Google TPU and SiFive RISC-V Cores
At least it won’t let those AI accelerators be designed by Arm.
After a tough 2023, the situation for RISC-V chip design company SiFive may be improving, as the company expects strong revenue growth driven by AI in 2024.
Google TPU and SiFive RISC-V Cores
Documents obtained by Bloomberg this week indicate that the second-generation processors designed for AI servers will help this Silicon Valley upstart rebound against the odds, at least that is what the company hopes.
Although Bloomberg did not specify which chip series was being discussed, “second-generation” could imply (not yet confirmed) that both parties will expand their collaboration to provide SiFive processor cores for Google’s Tensor Processing Units (TPU).

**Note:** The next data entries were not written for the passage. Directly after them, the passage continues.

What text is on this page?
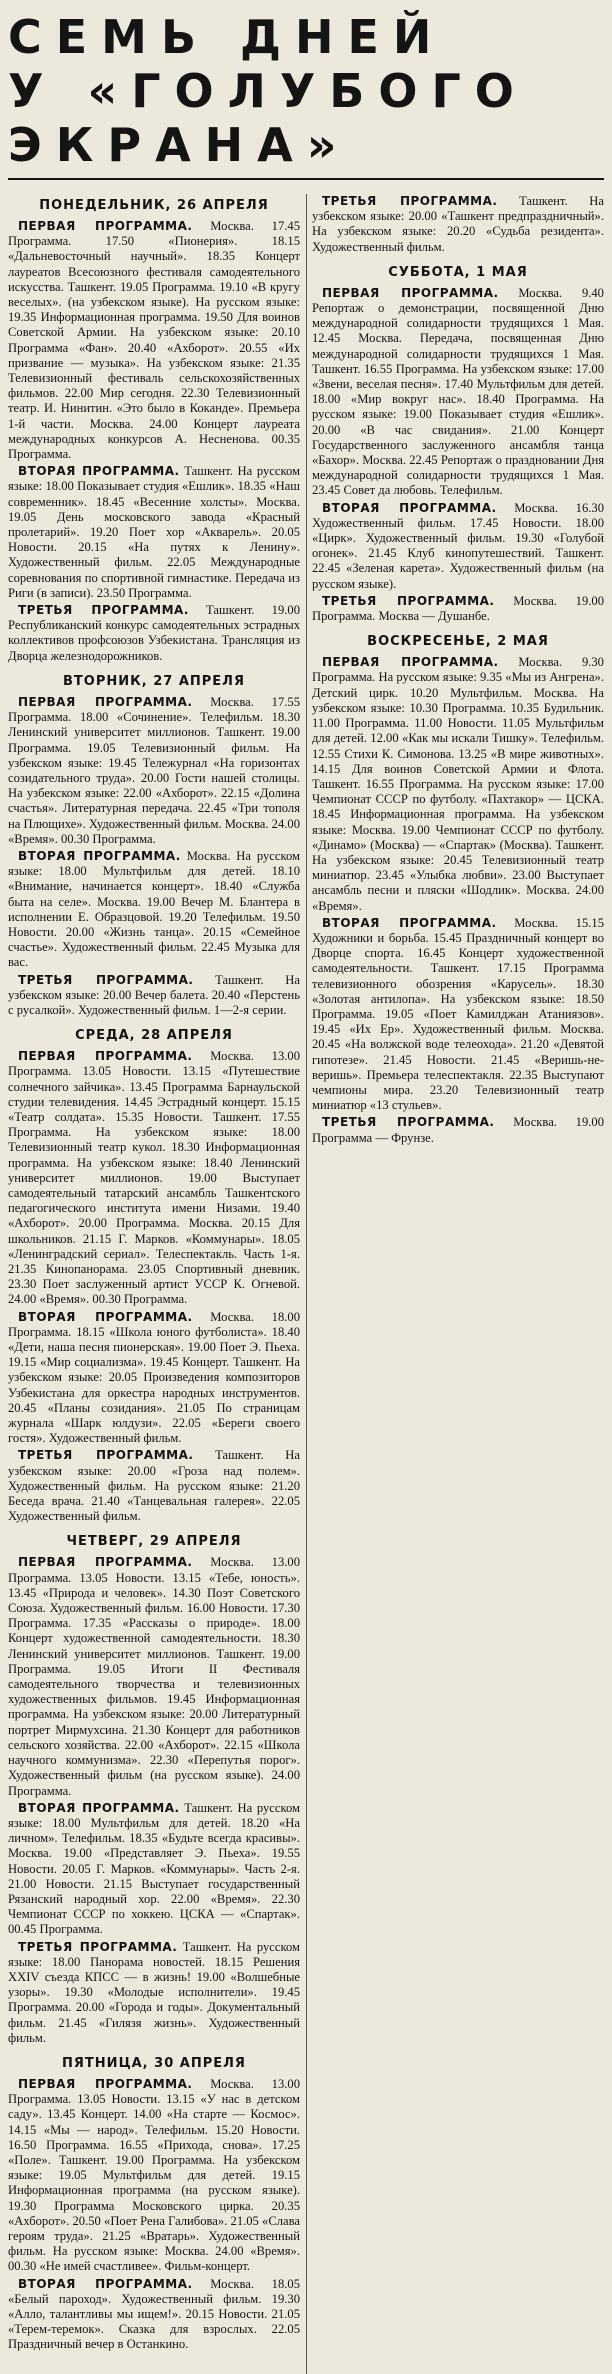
СЕМЬ ДНЕЙ
У «ГОЛУБОГО
ЭКРАНА»
ПОНЕДЕЛЬНИК, 26 АПРЕЛЯ

ПЕРВАЯ ПРОГРАММА. Москва. 17.45 Программа. 17.50 «Пионерия». 18.15 «Дальневосточный научный». 18.35 Концерт лауреатов Всесоюзного фестиваля самодеятельного искусства. Ташкент. 19.05 Программа. 19.10 «В кругу веселых». (на узбекском языке). На русском языке: 19.35 Информационная программа. 19.50 Для воинов Советской Армии. На узбекском языке: 20.10 Программа «Фан». 20.40 «Ахборот». 20.55 «Их призвание — музыка». На узбекском языке: 21.35 Телевизионный фестиваль сельскохозяйственных фильмов. 22.00 Мир сегодня. 22.30 Телевизионный театр. И. Нинитин. «Это было в Коканде». Премьера 1-й части. Москва. 24.00 Концерт лауреата международных конкурсов А. Несненова. 00.35 Программа.

ВТОРАЯ ПРОГРАММА. Ташкент. На русском языке: 18.00 Показывает студия «Ешлик». 18.35 «Наш современник». 18.45 «Весенние холсты». Москва. 19.05 День московского завода «Красный пролетарий». 19.20 Поет хор «Акварель». 20.05 Новости. 20.15 «На путях к Ленину». Художественный фильм. 22.05 Международные соревнования по спортивной гимнастике. Передача из Риги (в записи). 23.50 Программа.

ТРЕТЬЯ ПРОГРАММА. Ташкент. 19.00 Республиканский конкурс самодеятельных эстрадных коллективов профсоюзов Узбекистана. Трансляция из Дворца железнодорожников.

ВТОРНИК, 27 АПРЕЛЯ

ПЕРВАЯ ПРОГРАММА. Москва. 17.55 Программа. 18.00 «Сочинение». Телефильм. 18.30 Ленинский университет миллионов. Ташкент. 19.00 Программа. 19.05 Телевизионный фильм. На узбекском языке: 19.45 Тележурнал «На горизонтах созидательного труда». 20.00 Гости нашей столицы. На узбекском языке: 22.00 «Ахборот». 22.15 «Долина счастья». Литературная передача. 22.45 «Три тополя на Плющихе». Художественный фильм. Москва. 24.00 «Время». 00.30 Программа.

ВТОРАЯ ПРОГРАММА. Москва. На русском языке: 18.00 Мультфильм для детей. 18.10 «Внимание, начинается концерт». 18.40 «Служба быта на селе». Москва. 19.00 Вечер М. Блантера в исполнении Е. Образцовой. 19.20 Телефильм. 19.50 Новости. 20.00 «Жизнь танца». 20.15 «Семейное счастье». Художественный фильм. 22.45 Музыка для вас.

ТРЕТЬЯ ПРОГРАММА. Ташкент. На узбекском языке: 20.00 Вечер балета. 20.40 «Перстень с русалкой». Художественный фильм. 1—2-я серии.

СРЕДА, 28 АПРЕЛЯ

ПЕРВАЯ ПРОГРАММА. Москва. 13.00 Программа. 13.05 Новости. 13.15 «Путешествие солнечного зайчика». 13.45 Программа Барнаульской студии телевидения. 14.45 Эстрадный концерт. 15.15 «Театр солдата». 15.35 Новости. Ташкент. 17.55 Программа. На узбекском языке: 18.00 Телевизионный театр кукол. 18.30 Информационная программа. На узбекском языке: 18.40 Ленинский университет миллионов. 19.00 Выступает самодеятельный татарский ансамбль Ташкентского педагогического института имени Низами. 19.40 «Ахборот». 20.00 Программа. Москва. 20.15 Для школьников. 21.15 Г. Марков. «Коммунары». 18.05 «Ленинградский сериал». Телеспектакль. Часть 1-я. 21.35 Кинопанорама. 23.05 Спортивный дневник. 23.30 Поет заслуженный артист УССР К. Огневой. 24.00 «Время». 00.30 Программа.

ВТОРАЯ ПРОГРАММА. Москва. 18.00 Программа. 18.15 «Школа юного футболиста». 18.40 «Дети, наша песня пионерская». 19.00 Поет Э. Пьеха. 19.15 «Мир социализма». 19.45 Концерт. Ташкент. На узбекском языке: 20.05 Произведения композиторов Узбекистана для оркестра народных инструментов. 20.45 «Планы созидания». 21.05 По страницам журнала «Шарк юлдузи». 22.05 «Береги своего гостя». Художественный фильм.

ТРЕТЬЯ ПРОГРАММА. Ташкент. На узбекском языке: 20.00 «Гроза над полем». Художественный фильм. На русском языке: 21.20 Беседа врача. 21.40 «Танцевальная галерея». 22.05 Художественный фильм.

ЧЕТВЕРГ, 29 АПРЕЛЯ

ПЕРВАЯ ПРОГРАММА. Москва. 13.00 Программа. 13.05 Новости. 13.15 «Тебе, юность». 13.45 «Природа и человек». 14.30 Поэт Советского Союза. Художественный фильм. 16.00 Новости. 17.30 Программа. 17.35 «Рассказы о природе». 18.00 Концерт художественной самодеятельности. 18.30 Ленинский университет миллионов. Ташкент. 19.00 Программа. 19.05 Итоги II Фестиваля самодеятельного творчества и телевизионных художественных фильмов. 19.45 Информационная программа. На узбекском языке: 20.00 Литературный портрет Мирмухсина. 21.30 Концерт для работников сельского хозяйства. 22.00 «Ахборот». 22.15 «Школа научного коммунизма». 22.30 «Перепутья порог». Художественный фильм (на русском языке). 24.00 Программа.

ВТОРАЯ ПРОГРАММА. Ташкент. На русском языке: 18.00 Мультфильм для детей. 18.20 «На личном». Телефильм. 18.35 «Будьте всегда красивы». Москва. 19.00 «Представляет Э. Пьеха». 19.55 Новости. 20.05 Г. Марков. «Коммунары». Часть 2-я. 21.00 Новости. 21.15 Выступает государственный Рязанский народный хор. 22.00 «Время». 22.30 Чемпионат СССР по хоккею. ЦСКА — «Спартак». 00.45 Программа.

ТРЕТЬЯ ПРОГРАММА. Ташкент. На русском языке: 18.00 Панорама новостей. 18.15 Решения XXIV съезда КПСС — в жизнь! 19.00 «Волшебные узоры». 19.30 «Молодые исполнители». 19.45 Программа. 20.00 «Города и годы». Документальный фильм. 21.45 «Гилязя жизнь». Художественный фильм.

ПЯТНИЦА, 30 АПРЕЛЯ

ПЕРВАЯ ПРОГРАММА. Москва. 13.00 Программа. 13.05 Новости. 13.15 «У нас в детском саду». 13.45 Концерт. 14.00 «На старте — Космос». 14.15 «Мы — народ». Телефильм. 15.20 Новости. 16.50 Программа. 16.55 «Прихода, снова». 17.25 «Поле». Ташкент. 19.00 Программа. На узбекском языке: 19.05 Мультфильм для детей. 19.15 Информационная программа (на русском языке). 19.30 Программа Московского цирка. 20.35 «Ахборот». 20.50 «Поет Рена Галибова». 21.05 «Слава героям труда». 21.25 «Вратарь». Художественный фильм. На русском языке: Москва. 24.00 «Время». 00.30 «Не имей счастливее». Фильм-концерт.

ВТОРАЯ ПРОГРАММА. Москва. 18.05 «Белый пароход». Художественный фильм. 19.30 «Алло, талантливы мы ищем!». 20.15 Новости. 21.05 «Терем-теремок». Сказка для взрослых. 22.05 Праздничный вечер в Останкино.

ТРЕТЬЯ ПРОГРАММА. Ташкент. На узбекском языке: 20.00 «Ташкент предпраздничный». На узбекском языке: 20.20 «Судьба резидента». Художественный фильм.

СУББОТА, 1 МАЯ

ПЕРВАЯ ПРОГРАММА. Москва. 9.40 Репортаж о демонстрации, посвященной Дню международной солидарности трудящихся 1 Мая. 12.45 Москва. Передача, посвященная Дню международной солидарности трудящихся 1 Мая. Ташкент. 16.55 Программа. На узбекском языке: 17.00 «Звени, веселая песня». 17.40 Мультфильм для детей. 18.00 «Мир вокруг нас». 18.40 Программа. На русском языке: 19.00 Показывает студия «Ешлик». 20.00 «В час свидания». 21.00 Концерт Государственного заслуженного ансамбля танца «Бахор». Москва. 22.45 Репортаж о праздновании Дня международной солидарности трудящихся 1 Мая. 23.45 Совет да любовь. Телефильм.

ВТОРАЯ ПРОГРАММА. Москва. 16.30 Художественный фильм. 17.45 Новости. 18.00 «Цирк». Художественный фильм. 19.30 «Голубой огонек». 21.45 Клуб кинопутешествий. Ташкент. 22.45 «Зеленая карета». Художественный фильм (на русском языке).

ТРЕТЬЯ ПРОГРАММА. Москва. 19.00 Программа. Москва — Душанбе.

ВОСКРЕСЕНЬЕ, 2 МАЯ

ПЕРВАЯ ПРОГРАММА. Москва. 9.30 Программа. На русском языке: 9.35 «Мы из Ангрена». Детский цирк. 10.20 Мультфильм. Москва. На узбекском языке: 10.30 Программа. 10.35 Будильник. 11.00 Программа. 11.00 Новости. 11.05 Мультфильм для детей. 12.00 «Как мы искали Тишку». Телефильм. 12.55 Стихи К. Симонова. 13.25 «В мире животных». 14.15 Для воинов Советской Армии и Флота. Ташкент. 16.55 Программа. На русском языке: 17.00 Чемпионат СССР по футболу. «Пахтакор» — ЦСКА. 18.45 Информационная программа. На узбекском языке: Москва. 19.00 Чемпионат СССР по футболу. «Динамо» (Москва) — «Спартак» (Москва). Ташкент. На узбекском языке: 20.45 Телевизионный театр миниатюр. 23.45 «Улыбка любви». 23.00 Выступает ансамбль песни и пляски «Шодлик». Москва. 24.00 «Время».

ВТОРАЯ ПРОГРАММА. Москва. 15.15 Художники и борьба. 15.45 Праздничный концерт во Дворце спорта. 16.45 Концерт художественной самодеятельности. Ташкент. 17.15 Программа телевизионного обозрения «Карусель». 18.30 «Золотая антилопа». На узбекском языке: 18.50 Программа. 19.05 «Поет Камилджан Атаниязов». 19.45 «Их Ер». Художественный фильм. Москва. 20.45 «На волжской воде телеохода». 21.20 «Девятой гипотезе». 21.45 Новости. 21.45 «Веришь-не-веришь». Премьера телеспектакля. 22.35 Выступают чемпионы мира. 23.20 Телевизионный театр миниатюр «13 стульев».

ТРЕТЬЯ ПРОГРАММА. Москва. 19.00 Программа — Фрунзе.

These AI accelerators from Google are currently in their fifth generation, originally designed to accelerate the processing of Google’s internal machine learning workloads. Recently, this search giant has begun to offer AI accelerators to the public for running its own AI training and inference tasks.
As previously reported by the media, at least some of these accelerators are already using SiFive’s Intelligence X280 core as a co-processor to manage devices and feed the data that needs to be processed to Google’s Matrix Multiply Unit (MXU).

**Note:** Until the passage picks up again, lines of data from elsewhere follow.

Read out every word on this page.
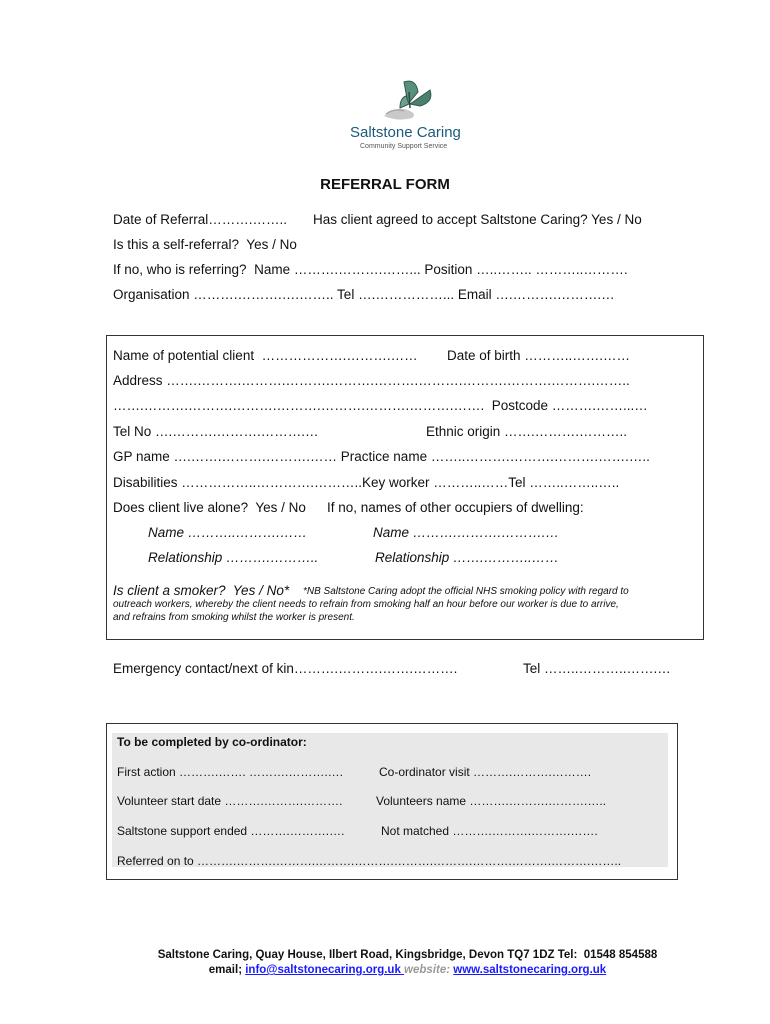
Saltstone Caring
Community Support Service
REFERRAL FORM
Date of Referral……….…….. Has client agreed to accept Saltstone Caring? Yes / No
Is this a self-referral?  Yes / No
If no, who is referring?  Name ……….……….……... Position …..…….. ………..……….
Organisation ……….……….….…….. Tel ….……………... Email ….……….……….…
Name of potential client  ……………….……….…… Date of birth ………..…….……
Address …….……….……….……….……….……….……….……….……….……….……..
…….……….……….……….……….……….……….……….…….  Postcode ……….……...…
Tel No ….……….……….……….…	Ethnic origin …….……….………..
GP name ….…….……….……….…… Practice name ……..……….……….……….…….…..
Disabilities ……………..………….………..Key worker ………..……Tel ……..……..…..
Does client live alone?  Yes / No If no, names of other occupiers of dwelling:
Name ………..……….……	Name ……….……….……….…
Relationship ……….………..	Relationship …….………..……
Is client a smoker?  Yes / No* *NB Saltstone Caring adopt the official NHS smoking policy with regard to
outreach workers, whereby the client needs to refrain from smoking half an hour before our worker is due to arrive,
and refrains from smoking whilst the worker is present.
Emergency contact/next of kin……….……….…….……….	Tel ……..………..…….…
To be completed by co-ordinator:
First action ……….……. ……….……….….	Co-ordinator visit ……….……….……….
Volunteer start date ……….……….……….	Volunteers name ……….……….……….…..
Saltstone support ended ……….……….….	Not matched ……….……….……….…….
Referred on to ……….……….……….……….……….……….……….……….……….……….……..
Saltstone Caring, Quay House, Ilbert Road, Kingsbridge, Devon TQ7 1DZ Tel:  01548 854588
email; info@saltstonecaring.org.uk website: www.saltstonecaring.org.uk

Besides Google’s use of these cores, we do not know if they have ever been deployed on a large scale, or if they were just implemented as experimental units. Google may be waiting for the second generation for broader deployment.
All we know is that last October, SiFive announced the launch of the successor to the X280, the X390, as well as the performance-optimized P870 core. The X390 may serve as the foundation for the aforementioned second-generation product.
The X390 is a 64-bit RISC-V processor core specifically designed to accelerate large vector instructions common in AI/machine learning workloads. It provides an instruction set similar to Intel’s AVX512. More importantly, this core features SiFive’s Vector Co-Processor Interface Extension (VCIX), which will enable it to integrate with Google’s MXU.
In any case, the above documents seem to indicate that SiFive’s licensing and patent revenue will rise significantly.
According to Bloomberg, SiFive currently expects sales of at least $241 million in 2024. This marks a significant turnaround for the company, which reported a net income of only $38.2 million in 2023, with an operating loss of $113 million that year.
Despite support from major chip manufacturers including Intel and Qualcomm, SiFive faces significant resistance in challenging rival Arm. Last October, this RISC-V CPU design company laid off 20% of its workforce during a corporate restructuring.
Meanwhile, at the national government level, RISC-V faces the predicament of U.S. lawmakers calling for restrictions on exports of RV designs to China.